Allahın Izniyle Şeytanı Yakalayıp Bağladım
Ali bin Hiti hastalanmıştı. Kendisini, başta Abdülkâdir-i Geylâni hazretleri olmak üzere, Bekâ bin Batû, Ebû Said Kaylevi, Ahmed Cûsuki Sarsari gibi büyükler ziyâret ettiler. Ali bin Hiti, hizmetinde bulunan Ebü'l-Hasan Cûsuki'ye sofrayı kurmasını emretti. Ebü'l-Hasan sofrayı kurdu. Ancak, ekmeği koymağa kimin önünden başlayacağında tereddüt etti. Bir mikdar düşündükten sonra, ekmeğin hepsini birden sofranın ortasına koydu. Abdülkâdir-i Geylâni hazretleri; "Ne güzel hizmetçin var? Sofrayı hemen hazırladı" buyurarak iltifât etti. Ali bin Hiti de; "Ben de, hizmetimde bulunan bu kimse de sizin emrinizdeyiz" diye karşılık verdi. Arkasından Ebü'l-Hasan'a dönüp; "Bundan sonra üstâdın Abdülkâdir-i Geylâni hazretleridir. Artık ona hizmet edeceksin!" deyince, Ebü'l-Hasan ağlamaya başladı. Bunun üzerine, Abdülkâdir-i Geylâni hazretleri; "Hasan, emdiği memeden başka meme emmek istemiyor, bırak üstâdından feyiz almaya devâm etsin" buyurdu...
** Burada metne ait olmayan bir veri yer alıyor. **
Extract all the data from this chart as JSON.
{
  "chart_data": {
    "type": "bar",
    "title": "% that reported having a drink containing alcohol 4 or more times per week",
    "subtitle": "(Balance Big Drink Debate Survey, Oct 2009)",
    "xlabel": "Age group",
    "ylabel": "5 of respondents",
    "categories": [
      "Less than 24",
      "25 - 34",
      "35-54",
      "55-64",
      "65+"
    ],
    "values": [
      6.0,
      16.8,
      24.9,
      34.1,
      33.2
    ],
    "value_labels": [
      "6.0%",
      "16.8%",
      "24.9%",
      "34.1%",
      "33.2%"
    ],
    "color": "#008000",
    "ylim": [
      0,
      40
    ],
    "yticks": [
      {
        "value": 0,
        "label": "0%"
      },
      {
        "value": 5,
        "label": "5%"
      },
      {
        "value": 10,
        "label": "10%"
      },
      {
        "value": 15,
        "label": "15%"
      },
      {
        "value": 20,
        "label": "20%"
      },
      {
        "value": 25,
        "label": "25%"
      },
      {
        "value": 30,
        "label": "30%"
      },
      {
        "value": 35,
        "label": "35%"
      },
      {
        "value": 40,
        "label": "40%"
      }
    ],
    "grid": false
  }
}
Abdurrahmân bin Ebü'l-Hasan ve Ümran Büreydi Dârâni, Ebü'l-Hasan Cûsuki'yi ziyâret için yola çıktılar. Cûsuk'un karşısından Dicle'yi geçtiler. Yolun kenarında, görünüşü çirkin ve pis kokulu bir adamın zincirlerle bağlı olduğunu gördüler. Onlara; "Ne olur, Ebü'l-Hasan'a söyleyin de beni çözüversin. Beni bu hâle o koydu" diye yalvardı. Ebü'l-Hasan'ın huzûruna vardıklarında, durumu arz etmeye kalmadan kendisi söze başladı:
"Sizin yolda gördüğünüz şeytandı. Onu cezâlandırdım. Çünkü o, ikide bir gelip imân sâhiplerini saptırmak için çabalıyor, onlara vesvese veriyordu. Kaç defâ gelmemesi için tembih ettim. Sözünde durmadı. Gelip, dostlarımı rahatsız etti. Ben de Allahü teâlânın izniyle onu yakalayıp bağladım..."
Ebü'l-Hasan Cûsuki hazretleri buyurdu ki: "Âlimlerin bozulmasının alâmeti ikidir: Biri, bildiklerini yapmazlar, bilmedikleriyle amel ederler. İkincisi, yapmamaları emredilen şeyleri yaparlar."
"Faydasız söz söylemek ve herkesle haşır neşir olmak, Allahtan yüz çevirmenin alâmetidir."
"Bir kimsenin Cehennemlik olduğu, üç şeyde açıkça görülür: Kendisine ilim verilir, amelden mahrûm edilir. Amel verilir, ihlâstan mahrum edilir. Allah adamlarının sohbetleri ile şereflenir, onlara hürmet etmez."